Insights > Cows, Snakes, Birds, Bats, Beavers, Raccoons; It’s a Jungle Out There for Power Reliability

Cows, Snakes, Birds, Bats, Beavers, Raccoons; It’s a Jungle Out There for Power Reliability


Power outages have many causes. Among them are falling trees, high winds, ice, equipment failure, cars running into poles and animals. Today we're going to talk about animals because, yes, we track these things.

Did you know that in 2018 animals caused service interruptions to 60,004 Entergy Arkansas customers? That's 4.8% percent of all 1,250,899 outages in 2018.

What animals, you ask?

Let's start with snakes. In 2018, 45 snakes slithered their way into an untimely demise. Snakes are often in pursuit of eggs laid by birds.

Birds like to build nests in our equipment, which can bridge gaps and gum up moving parts. The birds themselves rarely cause an outage directly, but now and then have been known to spread their wings and connect things that should not be connected. In one case, hundreds of blackbirds perched on an energized line and weighed it down so much that it sagged into the neutral line below it. In 2018, 193 cases (4,012 outages) were attributed to birds.

Raccoons are frequently found as collateral damage. They make their way into electrical equipment and, all too often, become a conductor between an energized line or piece of gear and a grounded component. In 2018, 160 raccoons caused 5,015 outages around the state.

Coming in at the undisputed No. 1 position is no surprise: squirrels. In 2018, 2,819 squirrels scampered into places they should not have gone, causing 38,811 Entergy Arkansas outages.


There's also a category for "other." We wondered what "other" might be.

Cows, horses, and mules have caused more than a few outages. They like to scratch their backs, and apparently guy wires are handy back scratchers. A 1,000-pound cow pushing on a 35-foot guy wire can rock a pole pretty good. When the pole rocks, the wires bounce around and sometimes come into contact with one another, tripping a protective device and causing an outage.  

Opossums, mice and rats were to blame for a few outages, as were a couple of tree frogs.

Beavers in both Prescott and Glenwood chewed through trees that then fell onto power lines.

Security lights draw bugs. Bugs die and pile up on transformers, causing outages.

In Dardenelle a bat – probably chasing a bug – fluttered into a life-shortening situation.

In Wilson a rabbit hopped onto an energized component. That was a new one on the serviceman who found the remains and repaired the damage. "I think I've been doing this too long," he noted in the case log.

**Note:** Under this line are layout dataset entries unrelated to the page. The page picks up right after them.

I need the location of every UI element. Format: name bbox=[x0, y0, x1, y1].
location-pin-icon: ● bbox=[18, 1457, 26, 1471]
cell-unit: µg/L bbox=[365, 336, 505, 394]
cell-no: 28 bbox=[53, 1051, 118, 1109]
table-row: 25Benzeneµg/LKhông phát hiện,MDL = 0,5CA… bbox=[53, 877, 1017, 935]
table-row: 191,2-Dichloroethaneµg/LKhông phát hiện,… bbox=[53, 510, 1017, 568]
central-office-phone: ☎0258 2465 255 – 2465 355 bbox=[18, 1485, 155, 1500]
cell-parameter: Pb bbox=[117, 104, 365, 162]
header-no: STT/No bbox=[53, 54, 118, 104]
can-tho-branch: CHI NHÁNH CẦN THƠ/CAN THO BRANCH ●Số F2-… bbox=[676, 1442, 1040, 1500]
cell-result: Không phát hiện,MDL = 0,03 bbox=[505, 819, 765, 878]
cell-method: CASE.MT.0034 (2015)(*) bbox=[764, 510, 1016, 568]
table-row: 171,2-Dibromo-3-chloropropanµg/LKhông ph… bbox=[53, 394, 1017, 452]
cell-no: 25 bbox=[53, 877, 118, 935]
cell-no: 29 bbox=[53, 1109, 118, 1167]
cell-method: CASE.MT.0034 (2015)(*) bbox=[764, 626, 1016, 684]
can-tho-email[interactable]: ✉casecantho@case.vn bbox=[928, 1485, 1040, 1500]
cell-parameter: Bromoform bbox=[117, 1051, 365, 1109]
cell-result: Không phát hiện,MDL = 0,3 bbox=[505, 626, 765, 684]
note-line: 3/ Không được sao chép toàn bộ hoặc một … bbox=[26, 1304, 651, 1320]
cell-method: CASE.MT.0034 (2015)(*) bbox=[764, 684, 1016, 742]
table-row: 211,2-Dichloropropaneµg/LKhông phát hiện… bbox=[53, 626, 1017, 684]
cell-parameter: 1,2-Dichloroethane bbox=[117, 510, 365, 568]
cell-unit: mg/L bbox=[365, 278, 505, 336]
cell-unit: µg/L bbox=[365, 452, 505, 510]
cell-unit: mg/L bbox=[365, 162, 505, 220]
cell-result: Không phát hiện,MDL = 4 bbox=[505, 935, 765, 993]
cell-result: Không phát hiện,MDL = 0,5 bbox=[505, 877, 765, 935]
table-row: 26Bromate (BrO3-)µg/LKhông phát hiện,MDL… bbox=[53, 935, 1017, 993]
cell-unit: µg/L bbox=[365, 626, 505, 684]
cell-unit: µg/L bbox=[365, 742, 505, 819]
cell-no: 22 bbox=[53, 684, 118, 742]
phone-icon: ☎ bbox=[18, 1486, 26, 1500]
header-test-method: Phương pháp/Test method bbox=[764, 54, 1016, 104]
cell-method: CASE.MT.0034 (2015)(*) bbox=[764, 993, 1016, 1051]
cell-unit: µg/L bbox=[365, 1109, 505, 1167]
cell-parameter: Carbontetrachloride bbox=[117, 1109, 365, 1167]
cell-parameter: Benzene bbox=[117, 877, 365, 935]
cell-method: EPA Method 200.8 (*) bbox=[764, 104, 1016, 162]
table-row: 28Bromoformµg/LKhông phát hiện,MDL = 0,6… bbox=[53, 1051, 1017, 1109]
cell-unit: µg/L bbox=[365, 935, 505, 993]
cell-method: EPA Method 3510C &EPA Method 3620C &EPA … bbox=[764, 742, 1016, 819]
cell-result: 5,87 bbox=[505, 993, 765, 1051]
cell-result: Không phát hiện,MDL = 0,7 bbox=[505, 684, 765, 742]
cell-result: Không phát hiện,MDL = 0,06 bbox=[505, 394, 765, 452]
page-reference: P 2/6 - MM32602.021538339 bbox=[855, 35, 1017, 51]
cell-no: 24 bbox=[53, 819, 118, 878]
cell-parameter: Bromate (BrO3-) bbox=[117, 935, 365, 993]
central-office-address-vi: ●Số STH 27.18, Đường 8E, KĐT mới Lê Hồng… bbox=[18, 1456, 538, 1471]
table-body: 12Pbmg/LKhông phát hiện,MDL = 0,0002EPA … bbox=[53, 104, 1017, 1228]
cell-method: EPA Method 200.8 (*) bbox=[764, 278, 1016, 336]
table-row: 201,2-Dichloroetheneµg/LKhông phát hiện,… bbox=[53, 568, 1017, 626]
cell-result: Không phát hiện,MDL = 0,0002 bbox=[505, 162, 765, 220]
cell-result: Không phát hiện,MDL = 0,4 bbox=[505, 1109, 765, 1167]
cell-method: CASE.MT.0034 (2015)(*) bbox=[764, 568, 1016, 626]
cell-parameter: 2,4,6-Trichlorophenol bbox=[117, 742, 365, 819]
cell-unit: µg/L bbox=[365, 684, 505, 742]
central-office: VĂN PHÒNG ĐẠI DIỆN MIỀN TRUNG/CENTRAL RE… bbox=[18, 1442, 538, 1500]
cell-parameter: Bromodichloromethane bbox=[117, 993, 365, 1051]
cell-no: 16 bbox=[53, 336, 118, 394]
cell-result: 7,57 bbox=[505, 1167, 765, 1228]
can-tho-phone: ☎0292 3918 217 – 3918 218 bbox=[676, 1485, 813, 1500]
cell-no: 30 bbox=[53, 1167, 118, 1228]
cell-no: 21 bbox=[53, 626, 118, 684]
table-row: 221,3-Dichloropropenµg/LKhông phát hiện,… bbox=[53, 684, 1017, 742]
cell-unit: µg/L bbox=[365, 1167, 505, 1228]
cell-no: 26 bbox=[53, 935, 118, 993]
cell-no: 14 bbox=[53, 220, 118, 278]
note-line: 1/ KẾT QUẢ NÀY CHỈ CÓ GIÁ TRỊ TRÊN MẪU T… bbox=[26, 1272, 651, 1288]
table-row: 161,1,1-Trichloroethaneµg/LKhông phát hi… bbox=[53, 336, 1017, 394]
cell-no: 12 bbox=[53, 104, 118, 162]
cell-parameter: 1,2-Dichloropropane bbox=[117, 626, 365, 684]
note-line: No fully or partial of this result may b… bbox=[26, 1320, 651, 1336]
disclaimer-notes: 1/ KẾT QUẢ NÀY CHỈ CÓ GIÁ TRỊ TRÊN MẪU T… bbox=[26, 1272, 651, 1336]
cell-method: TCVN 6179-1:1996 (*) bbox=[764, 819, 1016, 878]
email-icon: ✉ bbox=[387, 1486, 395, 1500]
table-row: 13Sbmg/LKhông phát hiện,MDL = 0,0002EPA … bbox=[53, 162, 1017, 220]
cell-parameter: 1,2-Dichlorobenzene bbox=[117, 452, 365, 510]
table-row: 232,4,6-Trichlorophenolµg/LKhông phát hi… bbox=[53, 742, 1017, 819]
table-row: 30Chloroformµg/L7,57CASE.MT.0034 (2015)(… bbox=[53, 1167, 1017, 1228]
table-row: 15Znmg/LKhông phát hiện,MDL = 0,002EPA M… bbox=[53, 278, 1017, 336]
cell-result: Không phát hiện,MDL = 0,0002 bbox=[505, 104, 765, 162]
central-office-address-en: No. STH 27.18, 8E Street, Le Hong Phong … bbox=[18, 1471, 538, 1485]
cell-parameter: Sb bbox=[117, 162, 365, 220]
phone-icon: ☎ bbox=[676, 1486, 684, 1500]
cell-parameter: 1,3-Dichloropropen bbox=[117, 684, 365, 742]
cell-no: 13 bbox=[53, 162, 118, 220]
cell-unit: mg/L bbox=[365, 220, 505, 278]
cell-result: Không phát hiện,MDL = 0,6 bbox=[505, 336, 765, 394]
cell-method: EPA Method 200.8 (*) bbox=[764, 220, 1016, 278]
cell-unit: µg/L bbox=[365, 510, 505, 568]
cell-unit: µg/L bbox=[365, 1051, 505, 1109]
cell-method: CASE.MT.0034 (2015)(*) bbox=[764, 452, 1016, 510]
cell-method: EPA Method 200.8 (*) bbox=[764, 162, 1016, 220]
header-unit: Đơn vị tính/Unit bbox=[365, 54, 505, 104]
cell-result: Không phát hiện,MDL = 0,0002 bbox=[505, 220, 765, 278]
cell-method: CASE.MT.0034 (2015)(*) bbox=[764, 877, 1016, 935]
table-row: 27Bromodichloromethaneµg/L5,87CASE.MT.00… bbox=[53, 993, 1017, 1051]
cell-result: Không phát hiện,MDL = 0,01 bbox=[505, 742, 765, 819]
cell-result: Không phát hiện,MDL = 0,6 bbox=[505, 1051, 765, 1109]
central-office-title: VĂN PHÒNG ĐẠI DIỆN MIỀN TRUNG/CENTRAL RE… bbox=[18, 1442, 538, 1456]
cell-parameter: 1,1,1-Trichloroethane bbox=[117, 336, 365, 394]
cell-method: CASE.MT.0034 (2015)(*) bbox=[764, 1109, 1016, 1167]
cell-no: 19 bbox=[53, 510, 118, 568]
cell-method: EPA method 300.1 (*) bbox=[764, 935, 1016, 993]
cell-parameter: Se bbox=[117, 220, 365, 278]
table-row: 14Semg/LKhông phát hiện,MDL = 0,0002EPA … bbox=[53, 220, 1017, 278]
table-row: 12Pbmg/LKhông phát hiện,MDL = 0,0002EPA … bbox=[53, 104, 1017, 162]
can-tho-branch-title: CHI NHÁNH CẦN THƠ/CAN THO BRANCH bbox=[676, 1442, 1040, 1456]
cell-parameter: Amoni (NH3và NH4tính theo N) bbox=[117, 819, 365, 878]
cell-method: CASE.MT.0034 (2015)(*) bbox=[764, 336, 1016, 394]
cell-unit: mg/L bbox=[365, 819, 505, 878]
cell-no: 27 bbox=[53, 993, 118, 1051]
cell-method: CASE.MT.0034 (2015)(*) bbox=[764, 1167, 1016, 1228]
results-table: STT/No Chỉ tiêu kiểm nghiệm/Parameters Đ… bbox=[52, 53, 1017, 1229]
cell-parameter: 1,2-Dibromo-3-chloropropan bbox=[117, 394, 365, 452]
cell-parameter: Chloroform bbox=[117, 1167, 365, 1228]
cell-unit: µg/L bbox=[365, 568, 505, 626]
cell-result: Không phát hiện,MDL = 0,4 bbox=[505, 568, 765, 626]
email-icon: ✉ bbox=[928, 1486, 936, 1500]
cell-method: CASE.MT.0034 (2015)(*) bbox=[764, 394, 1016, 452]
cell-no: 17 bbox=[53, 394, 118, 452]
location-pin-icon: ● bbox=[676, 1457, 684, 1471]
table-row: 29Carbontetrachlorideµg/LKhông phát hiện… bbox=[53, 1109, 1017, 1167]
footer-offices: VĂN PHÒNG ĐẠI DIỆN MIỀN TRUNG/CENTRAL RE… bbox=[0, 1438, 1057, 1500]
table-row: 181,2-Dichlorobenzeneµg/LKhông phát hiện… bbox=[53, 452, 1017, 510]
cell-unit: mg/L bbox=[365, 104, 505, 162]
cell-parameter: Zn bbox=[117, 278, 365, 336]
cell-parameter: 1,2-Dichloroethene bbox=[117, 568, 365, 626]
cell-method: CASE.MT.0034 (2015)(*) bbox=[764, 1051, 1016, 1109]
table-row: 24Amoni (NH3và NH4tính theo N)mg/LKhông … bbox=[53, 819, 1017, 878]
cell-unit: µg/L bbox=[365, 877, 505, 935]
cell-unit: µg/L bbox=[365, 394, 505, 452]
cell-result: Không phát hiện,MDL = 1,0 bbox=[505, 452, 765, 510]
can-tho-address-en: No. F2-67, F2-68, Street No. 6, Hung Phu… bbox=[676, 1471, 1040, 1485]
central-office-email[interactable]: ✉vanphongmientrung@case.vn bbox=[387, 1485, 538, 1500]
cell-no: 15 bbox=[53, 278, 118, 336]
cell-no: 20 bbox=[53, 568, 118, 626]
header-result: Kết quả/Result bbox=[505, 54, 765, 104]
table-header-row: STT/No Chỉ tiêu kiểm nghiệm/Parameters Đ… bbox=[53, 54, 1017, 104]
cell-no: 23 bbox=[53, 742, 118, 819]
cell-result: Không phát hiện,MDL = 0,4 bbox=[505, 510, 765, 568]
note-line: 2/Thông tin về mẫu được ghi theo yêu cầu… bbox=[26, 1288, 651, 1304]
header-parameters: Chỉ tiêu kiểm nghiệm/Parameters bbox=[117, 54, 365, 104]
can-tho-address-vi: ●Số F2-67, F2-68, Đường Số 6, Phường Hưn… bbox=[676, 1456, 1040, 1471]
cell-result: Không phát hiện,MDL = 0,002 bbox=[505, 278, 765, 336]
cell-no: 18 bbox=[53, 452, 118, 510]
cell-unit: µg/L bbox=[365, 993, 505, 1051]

In one case, woodpeckers pecked a pole so persistently that the pole had to be replaced.

The Solution

Keeping animals out of electrical equipment is a constant battle. Some of our tactics are:

  • Plastic or rubber covers built to fit over particular components, especially terminals where wires enter and exit from transformers.
  • Insulated tape wrapped around bare wires in locations near other components.
  • New designs are putting more space between energized equipment and grounds, reducing the risk of animals becoming a conductor.
  • Fake owls posted on substation fences. Owls eat snakes and rodents, so they help deter the animals that we can fool. We move the owls around periodically to enhance the illusion that they're real.
  • Frisbee-size disks attached to power lines, serving as a barrier to squirrels making their way across a line into a substation. (Ha! As if.)
  • Flashy, shiny reflectors to deter birds.
  • Fencing around substations. All substations have chain-link fences, mostly to keep people out. But in substations where other measures have been insufficient, the company will invest in Vanguard fencing, which is a barrier that stops all crawling animals, including snakes.